In 1990, the UN published its millennium goals for the region. These goals were designed to combat poverty and hunger, reverse environmental degradation, achieve improvements in education and health, and promote gender equality. An analysis of the progress that countries in Latin America have made towards these goals reveals a devastating picture for most of them. The UN analysis established that Latin America’s per capita GDP will have to grow by 2,9 per cent per year for the next 11 years, in order to meet the target of halving extreme poverty. This rate is equivalent to total GDP growth of 4,3 per cent per year. This simply has not happened, and there are few indicators that suggest it will happen in the near future. 

During the past ten years, the people of Latin America have elected waves of leftist governments, whose populist leaders and ideologies have played a central role in the day-to-day lives of citizens. This situation has not simply happened by chance. On the contrary, it is a consequence of a series of disappointments with both centrist and right wing governments. A succession of leaders – mainly drawn from the social elites of their countries and disconnected from the majority of the people - proved unable to deliver greater well being to the masses. Latin American history has been a rollercoaster of military governments, dictators and a few unsuccessful democracies. The common citizens, mostly poor and needy, got tired both of unfulfilled promises and of leaders who did not look like them or provide for them. Popular reaction took the form of mass protest movements, unsuccessful military coups and, finally, a move to the left via the ballot box by electing populist leaders whose vociferous speeches resonated strongly with popular dissatisfaction. 

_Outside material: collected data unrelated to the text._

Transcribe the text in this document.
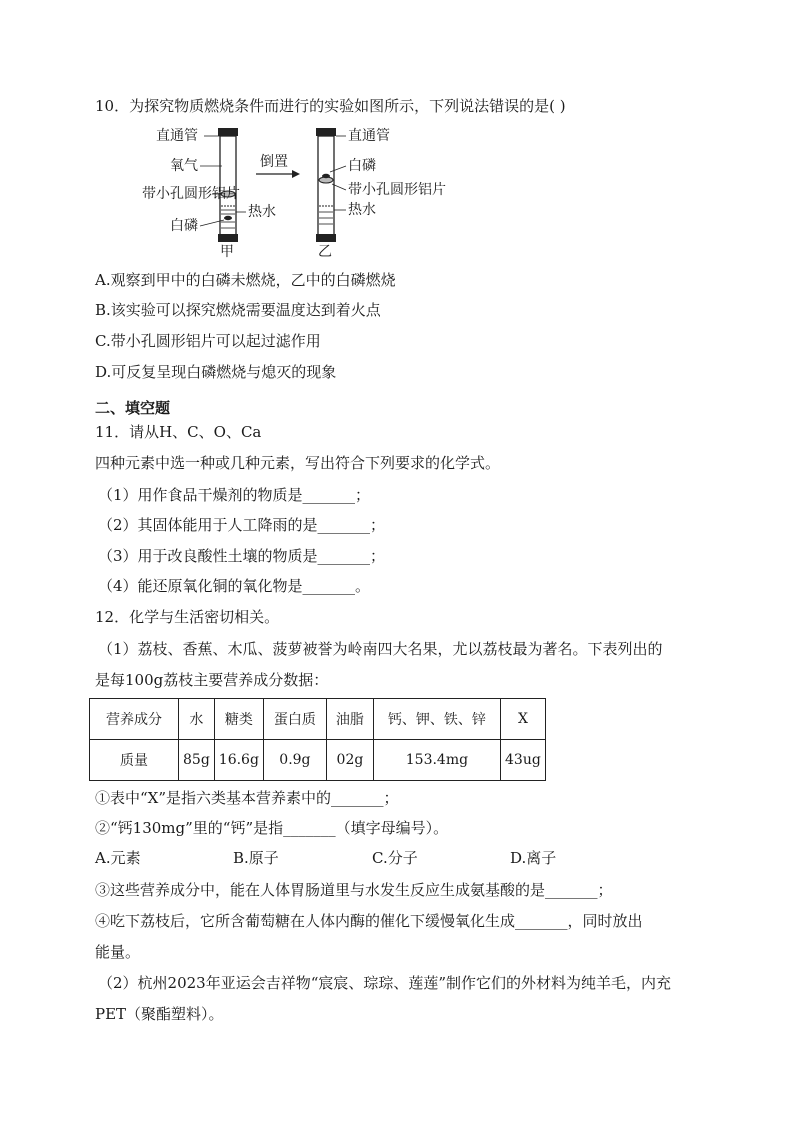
10．为探究物质燃烧条件而进行的实验如图所示，下列说法错误的是( )
直通管
氧气
带小孔圆形铝片
白磷
热水
甲
倒置
直通管
白磷
带小孔圆形铝片
热水
乙
A.观察到甲中的白磷未燃烧，乙中的白磷燃烧
B.该实验可以探究燃烧需要温度达到着火点
C.带小孔圆形铝片可以起过滤作用
D.可反复呈现白磷燃烧与熄灭的现象
二、填空题
11．请从H、C、O、Ca
四种元素中选一种或几种元素，写出符合下列要求的化学式。
（1）用作食品干燥剂的物质是_______；
（2）其固体能用于人工降雨的是_______；
（3）用于改良酸性土壤的物质是_______；
（4）能还原氧化铜的氧化物是_______。
12．化学与生活密切相关。
（1）荔枝、香蕉、木瓜、菠萝被誉为岭南四大名果，尤以荔枝最为著名。下表列出的
是每100g荔枝主要营养成分数据：
营养成分	水	糖类	蛋白质	油脂	钙、钾、铁、锌	X
质量	85g	16.6g	0.9g	02g	153.4mg	43ug
①表中“X”是指六类基本营养素中的_______；
②“钙130mg”里的“钙”是指_______（填字母编号）。
A.元素	B.原子	C.分子	D.离子
③这些营养成分中，能在人体胃肠道里与水发生反应生成氨基酸的是_______；
④吃下荔枝后，它所含葡萄糖在人体内酶的催化下缓慢氧化生成_______，同时放出
能量。
（2）杭州2023年亚运会吉祥物“宸宸、琮琮、莲莲”制作它们的外材料为纯羊毛，内充
PET（聚酯塑料）。
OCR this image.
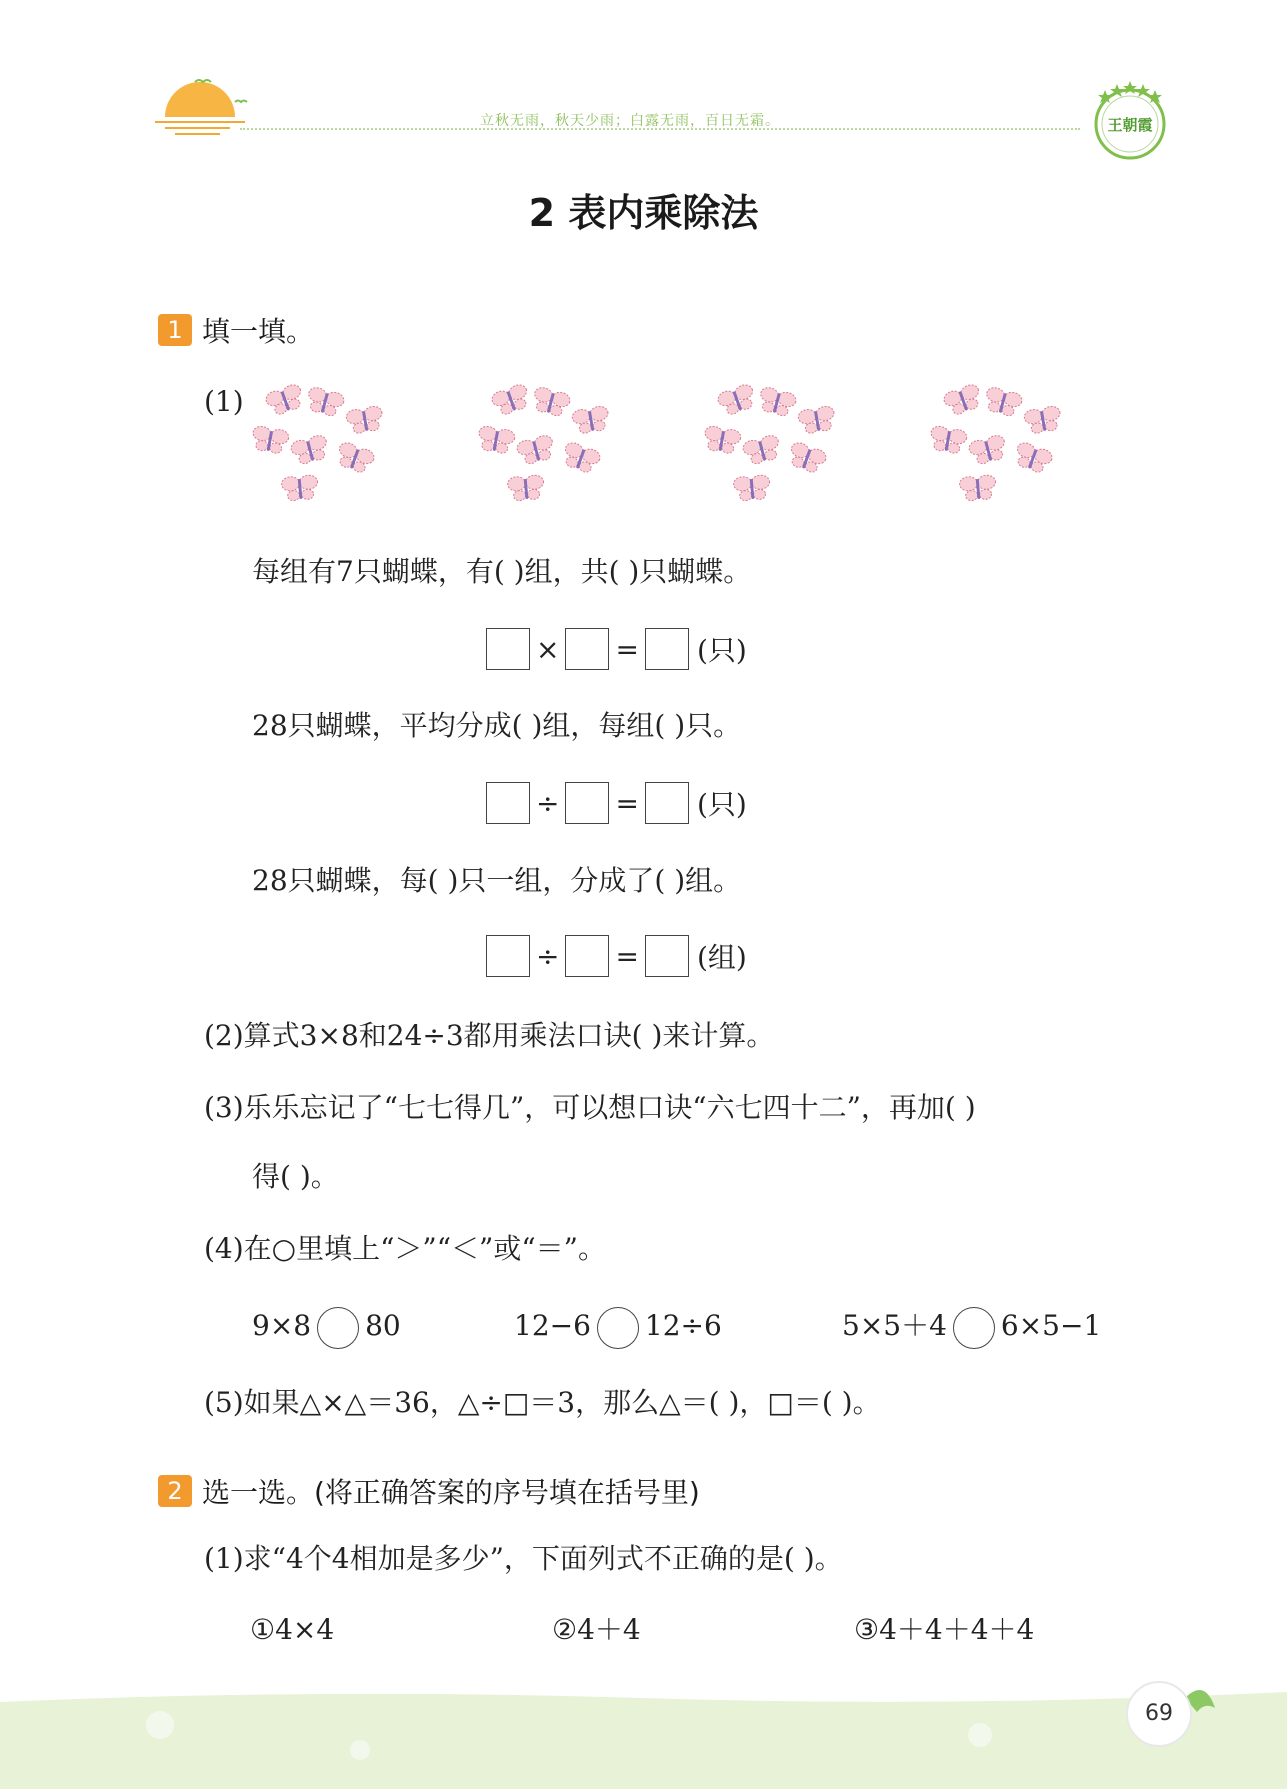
立秋无雨，秋天少雨；白露无雨，百日无霜。	王朝霞
2 表内乘除法
1 填一填。
(1)
每组有7只蝴蝶，有( )组，共( )只蝴蝶。
× = (只)
28只蝴蝶，平均分成( )组，每组( )只。
÷ = (只)
28只蝴蝶，每( )只一组，分成了( )组。
÷ = (组)
(2)算式3×8和24÷3都用乘法口诀( )来计算。
(3)乐乐忘记了“七七得几”，可以想口诀“六七四十二”，再加( )
得( )。
(4)在○里填上“＞”“＜”或“＝”。
9×8 80	12−6 12÷6	5×5＋4 6×5−1
(5)如果△×△＝36，△÷□＝3，那么△＝( )，□＝( )。
2 选一选。(将正确答案的序号填在括号里)
(1)求“4个4相加是多少”，下面列式不正确的是( )。
①4×4	②4＋4	③4＋4＋4＋4
69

Egypt’s macroeconomic figures for 2010 resembled the majority of the countries in Latin America: double digit inflation and GDP per capita less than US$10,000. Similarly, Egypt’s HDI rating was at the medium level. In addition to these similarities, there are common characteristics of the governments and policies: presidents governing for long periods of time, institutions whose neutrality is doubtful, strong level of discontentment among the people, high murder rates and a lack of general social investment. This reality is producing a domino effect - some of the extreme left allies are moving closer to the centre and creating marked distance with some populist positions - which include taking an anti-private sector stance, increasing the scope of government and massive interventions.

It took thirty years for the Egyptian people to wake up and respond to their reality. There were many reasons for them to wait that long: conflicts in the Middle East, culture, history and external influence. Ironically, oil was definitely not a factor in that equation.

Venezuela’s position is different to Egypt’s, since it is the third largest oil producer in the world. While Egyptian oil and gas industries show enormous potential, they do not supply the much-desired short-term cash flow that Egypt needs. This cash flow, as well as the US$53 billion in estimated gifts from President Chávez to some countries in the region, is likely to play an important role in Latin America’s future, and may be what prevent the unrest that recently occurred in Egypt from happening in Latin American anytime soon. Even though these funds may generate questions about corruption and legalities, they may certainly represent an analgesic through social programmes, which is exactly what these governments need to prevent the spread of any unrest coming from other regions. 

 

Antonio Corrales is a businessman, politician, educator and poet. He is currently working as Director of the Bilingual / English as a Second Language Academic Programme, and the Gifted and Talented Academic Programme at Angleton Independent School District, USA.